Universal syntax for Markdown

Michel Fortin michel.fortin at michelf.com
Wed Aug 10 22:09:23 EDT 2011

Le 2011-08-10 à 21:40, Fletcher T. Penney a écrit :

> All this said, however, I think an important consideration for this discussion is:



> What benefit do the authors of current Markdown variants gain from the effort required to agree on a standard?



> Being realistic, I'm pretty busy with my day job. I'm even busier throwing in maintaining MMD and now trying to release a new application. I've put in countless hours on a project that has in total provided me with the equivalent of a weekend or two working at my day job in donations from the generosity from those who have themselves saved countless hours of their own time. Clearly I'm not doing this for the money. My guess is that other Markdown authors aren't doing it for the money either.


> I think we all do it because we care. We see the beauty and utility in this approach to writing, whether it be for the web (Markdown) or other document formats (MultiMarkdown). For progress to be made on an official "next version" of Markdown, it's going to take a cause that offers some benefit to those of us who have worked so hard during the past few years to contribute our own changes and additions.

I can relate to this. Let me quote something I wrote on my blog in back in 2009:

> As for John no longer maintaining Markdown, both the tool or the language, I don’t really complain. I’m really glad he published Markdown instead of keeping it for himself. I believe he initially thought it’d bring him a small revenue stream (given the initial license which was GPL+commercial), but that probably never concretized, nor it did for me. I think maintaining Markdown as a standard, coherent language is an unsustainable project. That’s really unfortunate, because everyone uses it.

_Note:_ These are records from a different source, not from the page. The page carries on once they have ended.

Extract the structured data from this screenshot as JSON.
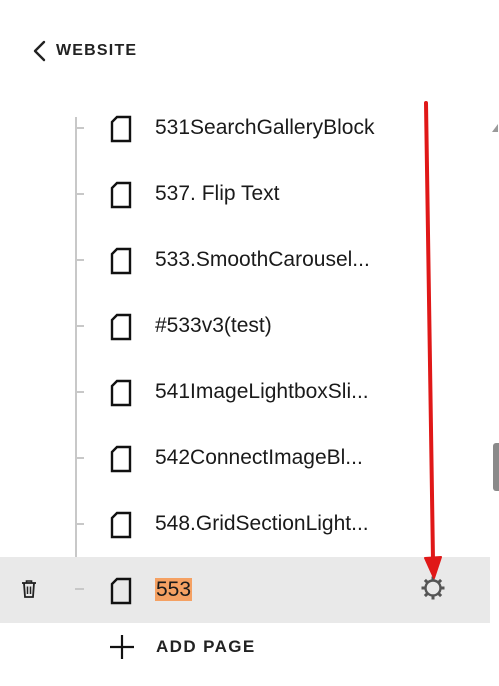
{
  "nav": {
    "back_label": "WEBSITE"
  },
  "pages": [
    {
      "label": "531SearchGalleryBlock"
    },
    {
      "label": "537. Flip Text"
    },
    {
      "label": "533.SmoothCarousel..."
    },
    {
      "label": "#533v3(test)"
    },
    {
      "label": "541ImageLightboxSli..."
    },
    {
      "label": "542ConnectImageBl..."
    },
    {
      "label": "548.GridSectionLight..."
    },
    {
      "label": "553",
      "selected": true,
      "highlight_color": "#f5a163"
    }
  ],
  "actions": {
    "add_page_label": "ADD PAGE"
  },
  "annotation": {
    "arrow_color": "#e01818"
  },
  "colors": {
    "row_active_bg": "#e9e9e9",
    "tree_line": "#c8c8c8"
  }
}
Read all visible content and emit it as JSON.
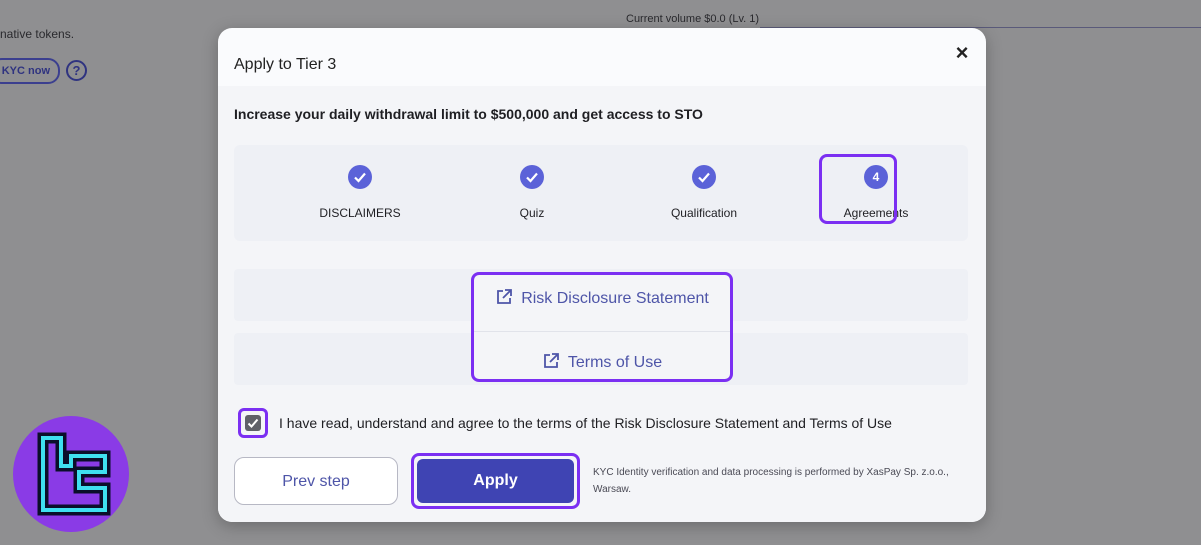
{
  "background": {
    "tokens_text": "native tokens.",
    "volume_text": "Current volume $0.0 (Lv. 1)",
    "kyc_button": "KYC now",
    "help_icon": "?"
  },
  "modal": {
    "title": "Apply to Tier 3",
    "close_icon": "×",
    "subtitle": "Increase your daily withdrawal limit to $500,000 and get access to STO",
    "steps": [
      {
        "label": "DISCLAIMERS",
        "state": "done"
      },
      {
        "label": "Quiz",
        "state": "done"
      },
      {
        "label": "Qualification",
        "state": "done"
      },
      {
        "label": "Agreements",
        "state": "current",
        "number": "4"
      }
    ],
    "documents": [
      {
        "label": "Risk Disclosure Statement",
        "icon": "external-link-icon"
      },
      {
        "label": "Terms of Use",
        "icon": "external-link-icon"
      }
    ],
    "agreement": {
      "checked": true,
      "text": "I have read, understand and agree to the terms of the Risk Disclosure Statement and Terms of Use"
    },
    "prev_button": "Prev step",
    "apply_button": "Apply",
    "kyc_note": "KYC Identity verification and data processing is performed by XasPay Sp. z.o.o., Warsaw."
  },
  "colors": {
    "accent": "#5b62d8",
    "highlight": "#7b2ff2",
    "primary_button": "#3f44b3",
    "link": "#4e55a8"
  }
}
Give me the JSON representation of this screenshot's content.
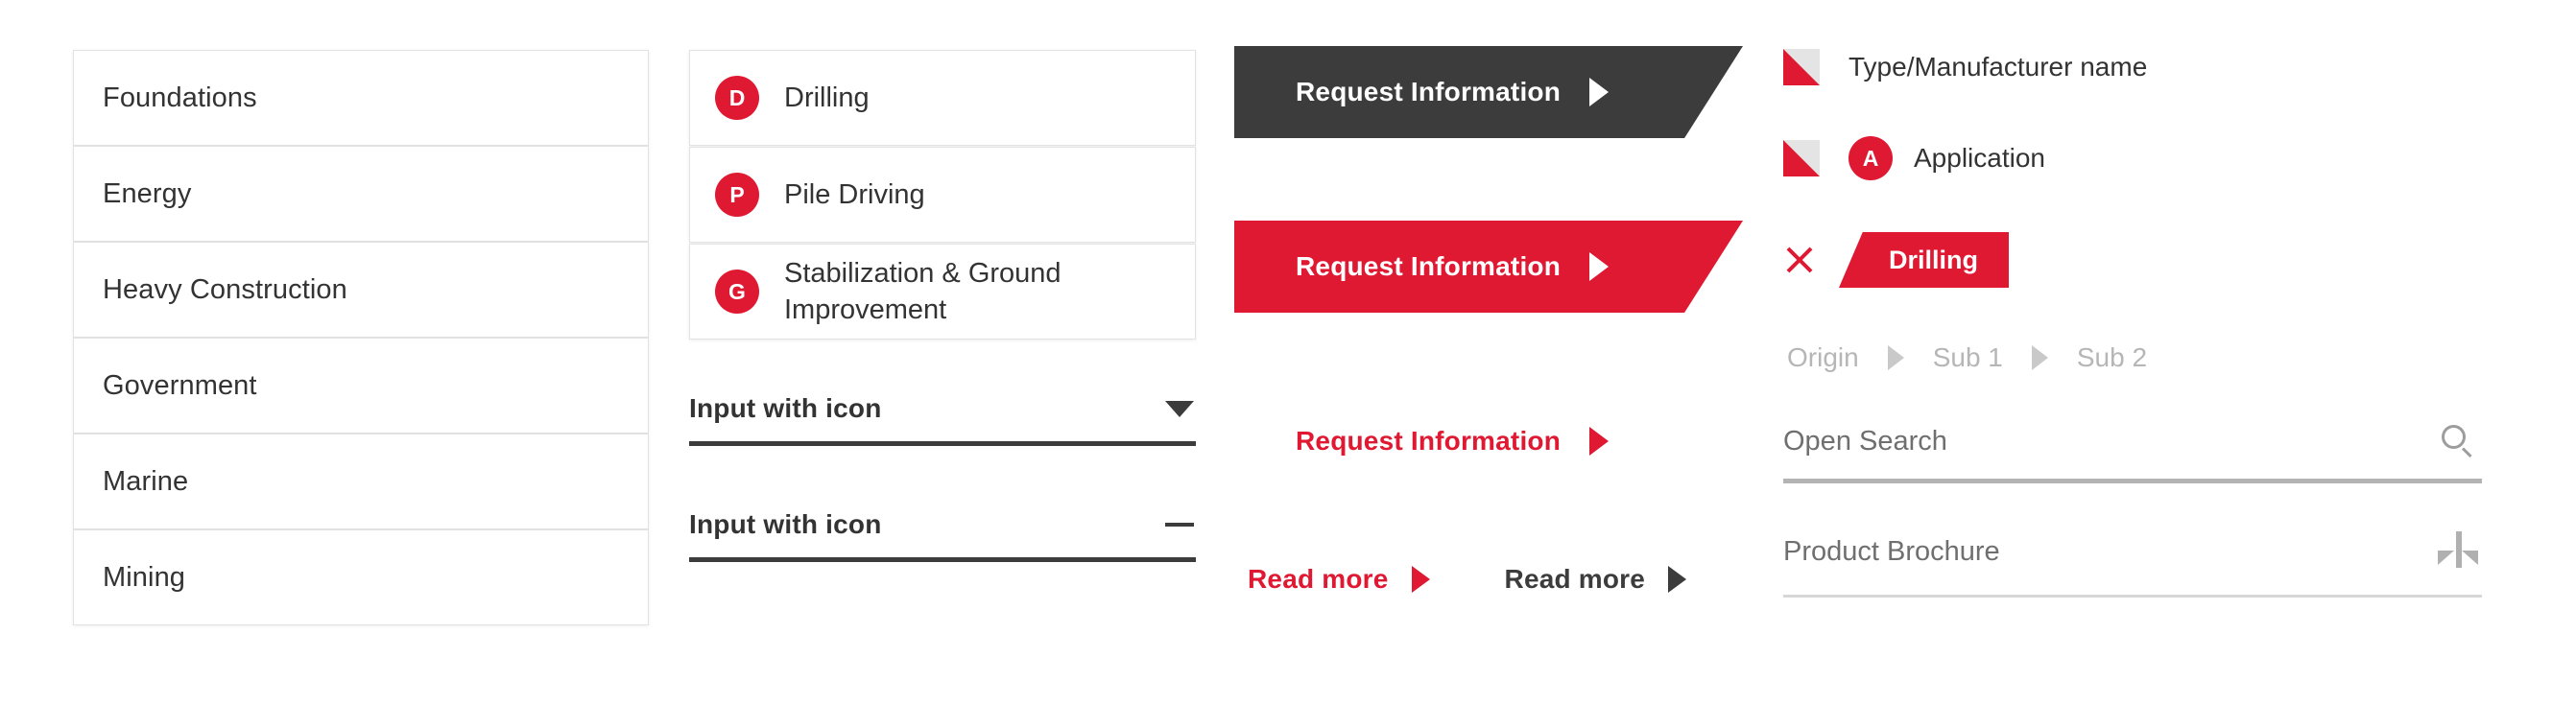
{
  "colors": {
    "brand_red": "#e01933",
    "dark": "#3c3c3c",
    "text": "#333333",
    "muted": "#b6b6b6",
    "border": "#e2e2e2"
  },
  "industries": {
    "items": [
      {
        "label": "Foundations"
      },
      {
        "label": "Energy"
      },
      {
        "label": "Heavy Construction"
      },
      {
        "label": "Government"
      },
      {
        "label": "Marine"
      },
      {
        "label": "Mining"
      }
    ]
  },
  "services": {
    "items": [
      {
        "badge": "D",
        "label": "Drilling"
      },
      {
        "badge": "P",
        "label": "Pile Driving"
      },
      {
        "badge": "G",
        "label": "Stabilization & Ground Improvement"
      }
    ]
  },
  "inputs": {
    "dropdown": {
      "label": "Input with icon",
      "icon": "chevron-down-icon"
    },
    "dash": {
      "label": "Input with icon",
      "icon": "minus-icon"
    }
  },
  "buttons": {
    "dark": {
      "label": "Request Information",
      "icon": "arrow-right-icon"
    },
    "red": {
      "label": "Request Information",
      "icon": "arrow-right-icon"
    },
    "white": {
      "label": "Request Information",
      "icon": "arrow-right-icon"
    }
  },
  "read_more": {
    "primary": {
      "label": "Read more",
      "icon": "arrow-right-icon"
    },
    "secondary": {
      "label": "Read more",
      "icon": "arrow-right-icon"
    }
  },
  "filters": {
    "checkboxes": [
      {
        "label": "Type/Manufacturer name",
        "badge": null
      },
      {
        "label": "Application",
        "badge": "A"
      }
    ],
    "chip": {
      "label": "Drilling",
      "close_icon": "close-icon"
    }
  },
  "breadcrumb": {
    "items": [
      {
        "label": "Origin"
      },
      {
        "label": "Sub 1"
      },
      {
        "label": "Sub 2"
      }
    ]
  },
  "search": {
    "placeholder": "Open Search",
    "icon": "search-icon"
  },
  "brochure": {
    "label": "Product Brochure",
    "icon": "download-icon"
  }
}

I see an interesting parallel between the HTML5 effort and the Markdown standardization effort. Just like HTML a few years ago, Markdown needs some leadership who can clarify obscure parts of the syntax and the various implementation-specific features.

But there is a fundamental difference between Markdown and HTML: some profitable browser makers cooperated and thus funded the HTML5 effort, but no one is making a profit maintaing its own Markdown implementation (quite the contrary in fact). So who will fund that effort for Markdown?

That question is very important. There's a significant investment in time required from many implementors for standardization to work, and given the law of diminishing returns (the deeper you dig in the incompatibilities to fix the less impact you make) there's little to gain for the implementors themselves compared to the work required.

Standardizing Markdown is a noble goal but I don't think it'll happen in the current climate where there's almost nothing to gain for the implementors by doing so.